Infatti, dire che ci sia un reato certo compiuto è troppo, però sappiamo che Carlo Marino e l’imprenditore Antonio Luserta nelle scorse ore hanno subìto una perquisizione dalla polizia giudiziaria, delegata dalla procura di Santa Maria Capua Vetere.
L’indagine riguarda la vicenda delle autorizzazioni rilasciate dal comune capoluogo per le attività della cava Luserta a Centurano, nota come Cava Santa Lucia, sequestrato a fine aprile dalla Procura di Santa Maria Capua Vetere. Già nelle prossime ore avremo qualche dettaglio in più, in attesa di ulteriori sviluppi.
Possibile, non certo, che al comune di Caserta qualcun altro, qualche dirigente fuori servizio, possa ricevere la chiamata della polizia giudiziaria, se non addirittura un’iscrizione nel registro degli indagati, ovvero il registro delle cosiddette notizie di reato, se si pensa che se ci sono stati atti rilasciati qualcuno lì avrà pur firmati. E basta cercare cava luserta casertace per farvi un’idea.
Quel provvedimento ha bloccato un presunto progetto di riqualificazione ambientale. Secondo le indagini della Procura, l’area era invece utilizzata come una discarica abusiva dove sono stati sversati illecitamente oltre 500.000 metri cubi di materiali di risulta, terre e rocce da scavo all’interno di una zona protetta.
Si tratta di una nuova indagine ai danni del sindaco uscente Carlo Marino.

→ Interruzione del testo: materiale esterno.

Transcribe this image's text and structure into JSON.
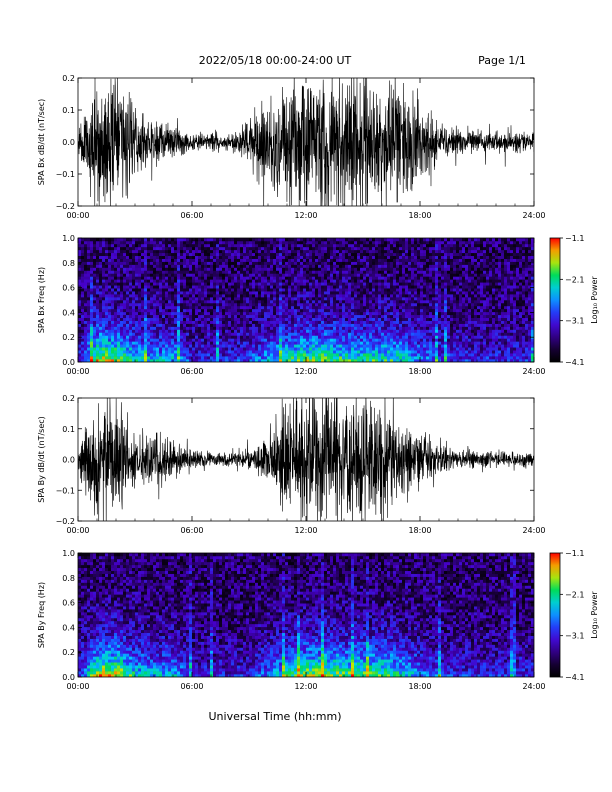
{
  "header": {
    "title": "2022/05/18  00:00-24:00 UT",
    "page": "Page 1/1"
  },
  "xaxis": {
    "label": "Universal Time (hh:mm)",
    "ticks": [
      "00:00",
      "06:00",
      "12:00",
      "18:00",
      "24:00"
    ]
  },
  "chart_data": [
    {
      "type": "line",
      "ylabel": "SPA Bx dB/dt (nT/sec)",
      "xlim": [
        0,
        24
      ],
      "ylim": [
        -0.2,
        0.2
      ],
      "yticks": [
        "0.2",
        "0.1",
        "0.0",
        "-0.1",
        "-0.2"
      ],
      "series": [
        {
          "x": [
            0,
            1,
            2,
            3,
            4,
            5,
            6,
            7,
            8,
            9,
            10,
            11,
            12,
            13,
            14,
            15,
            16,
            17,
            18,
            19,
            20,
            21,
            22,
            23,
            24
          ],
          "amplitude": [
            0.03,
            0.2,
            0.2,
            0.1,
            0.06,
            0.05,
            0.03,
            0.03,
            0.025,
            0.06,
            0.15,
            0.18,
            0.2,
            0.2,
            0.2,
            0.2,
            0.15,
            0.2,
            0.12,
            0.05,
            0.04,
            0.035,
            0.03,
            0.03,
            0.03
          ]
        }
      ]
    },
    {
      "type": "heatmap",
      "ylabel": "SPA Bx Freq (Hz)",
      "xlim": [
        0,
        24
      ],
      "ylim": [
        0,
        1.0
      ],
      "yticks": [
        "1.0",
        "0.8",
        "0.6",
        "0.4",
        "0.2",
        "0.0"
      ],
      "colorbar": {
        "label": "Log₁₀ Power",
        "ticks": [
          "-1.1",
          "-2.1",
          "-3.1",
          "-4.1"
        ],
        "range": [
          -4.1,
          -1.1
        ]
      },
      "activity": [
        0.15,
        0.55,
        0.5,
        0.35,
        0.3,
        0.3,
        0.15,
        0.15,
        0.15,
        0.2,
        0.3,
        0.4,
        0.45,
        0.45,
        0.4,
        0.4,
        0.4,
        0.35,
        0.25,
        0.2,
        0.15,
        0.15,
        0.15,
        0.15,
        0.15
      ]
    },
    {
      "type": "line",
      "ylabel": "SPA By dB/dt (nT/sec)",
      "xlim": [
        0,
        24
      ],
      "ylim": [
        -0.2,
        0.2
      ],
      "yticks": [
        "0.2",
        "0.1",
        "0.0",
        "-0.1",
        "-0.2"
      ],
      "series": [
        {
          "x": [
            0,
            1,
            2,
            3,
            4,
            5,
            6,
            7,
            8,
            9,
            10,
            11,
            12,
            13,
            14,
            15,
            16,
            17,
            18,
            19,
            20,
            21,
            22,
            23,
            24
          ],
          "amplitude": [
            0.03,
            0.2,
            0.18,
            0.08,
            0.08,
            0.06,
            0.03,
            0.02,
            0.02,
            0.03,
            0.06,
            0.2,
            0.2,
            0.2,
            0.2,
            0.2,
            0.18,
            0.12,
            0.08,
            0.05,
            0.03,
            0.03,
            0.025,
            0.025,
            0.02
          ]
        }
      ]
    },
    {
      "type": "heatmap",
      "ylabel": "SPA By Freq (Hz)",
      "xlim": [
        0,
        24
      ],
      "ylim": [
        0,
        1.0
      ],
      "yticks": [
        "1.0",
        "0.8",
        "0.6",
        "0.4",
        "0.2",
        "0.0"
      ],
      "colorbar": {
        "label": "Log₁₀ Power",
        "ticks": [
          "-1.1",
          "-2.1",
          "-3.1",
          "-4.1"
        ],
        "range": [
          -4.1,
          -1.1
        ]
      },
      "activity": [
        0.15,
        0.55,
        0.55,
        0.35,
        0.3,
        0.3,
        0.15,
        0.12,
        0.12,
        0.15,
        0.25,
        0.4,
        0.5,
        0.5,
        0.45,
        0.45,
        0.45,
        0.35,
        0.25,
        0.2,
        0.15,
        0.15,
        0.15,
        0.15,
        0.15
      ]
    }
  ]
}
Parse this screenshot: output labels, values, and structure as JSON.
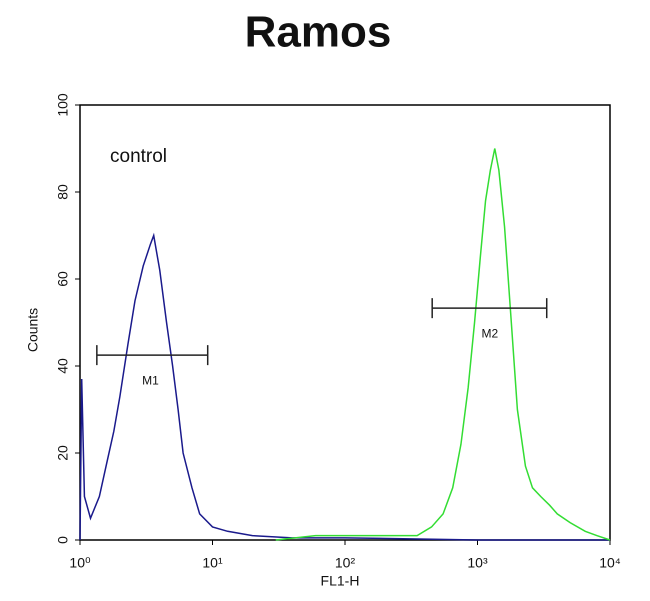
{
  "chart_data": {
    "type": "line",
    "title": "Ramos",
    "annotation": "control",
    "xlabel": "FL1-H",
    "ylabel": "Counts",
    "xscale": "log",
    "xlim": [
      1,
      10000
    ],
    "xticks": [
      {
        "value": 1,
        "label": "10⁰"
      },
      {
        "value": 10,
        "label": "10¹"
      },
      {
        "value": 100,
        "label": "10²"
      },
      {
        "value": 1000,
        "label": "10³"
      },
      {
        "value": 10000,
        "label": "10⁴"
      }
    ],
    "ylim": [
      0,
      100
    ],
    "yticks": [
      0,
      20,
      40,
      60,
      80,
      100
    ],
    "series": [
      {
        "name": "control",
        "color": "#1a1a8c",
        "x": [
          1.0,
          1.03,
          1.08,
          1.2,
          1.4,
          1.6,
          1.8,
          2.0,
          2.3,
          2.6,
          3.0,
          3.4,
          3.6,
          4.0,
          4.5,
          5.0,
          5.5,
          6.0,
          7.0,
          8.0,
          10,
          13,
          20,
          40,
          100,
          1000,
          10000
        ],
        "values": [
          0,
          37,
          10,
          5,
          10,
          18,
          25,
          33,
          45,
          55,
          63,
          68,
          70,
          62,
          50,
          40,
          30,
          20,
          12,
          6,
          3,
          2,
          1,
          0.5,
          0.5,
          0,
          0
        ]
      },
      {
        "name": "Ramos",
        "color": "#33dd33",
        "x": [
          30,
          60,
          100,
          200,
          350,
          450,
          550,
          650,
          750,
          850,
          950,
          1050,
          1150,
          1250,
          1350,
          1450,
          1600,
          1800,
          2000,
          2300,
          2600,
          3000,
          3500,
          4000,
          5000,
          6500,
          8000,
          10000
        ],
        "values": [
          0,
          1,
          1,
          1,
          1,
          3,
          6,
          12,
          22,
          35,
          50,
          65,
          78,
          85,
          90,
          85,
          72,
          50,
          30,
          17,
          12,
          10,
          8,
          6,
          4,
          2,
          1,
          0
        ]
      }
    ],
    "markers": [
      {
        "label": "M1",
        "range": [
          1.34,
          9.2
        ],
        "y": 42.5,
        "label_x": 3.4
      },
      {
        "label": "M2",
        "range": [
          455,
          3330
        ],
        "y": 53.3,
        "label_x": 1240
      }
    ]
  }
}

Quella precedente, in cui la posizione del sindaco era abbastanza critica, relativa all’appalto dei rifiuti da 116 milioni di euro truccato a favore del faccendiere Carlo Savoia, si era conclusa con il provvidenziale, per Marino, colpo di spugna della prescrizione.
Ricordiamo che Antonio Luserta, recentemente arrestato e scarcerato per possesso di droga nei una trentina di fucili non dichiarati, assieme a quello che è diventato un suo compagno di ventura, così come lo è stato anche di Carlo Marino, ovvero Giovanni Zannini, hanno lavorato alacremente per la lista dei Moderati, quella di Massimiliano Marzo ed Emiliano Casale che fece un botto di voti, supportati dalle famiglie Rondinone e Capone, per le elezioni del 2021, vinte al ballottaggio proprio da Marino.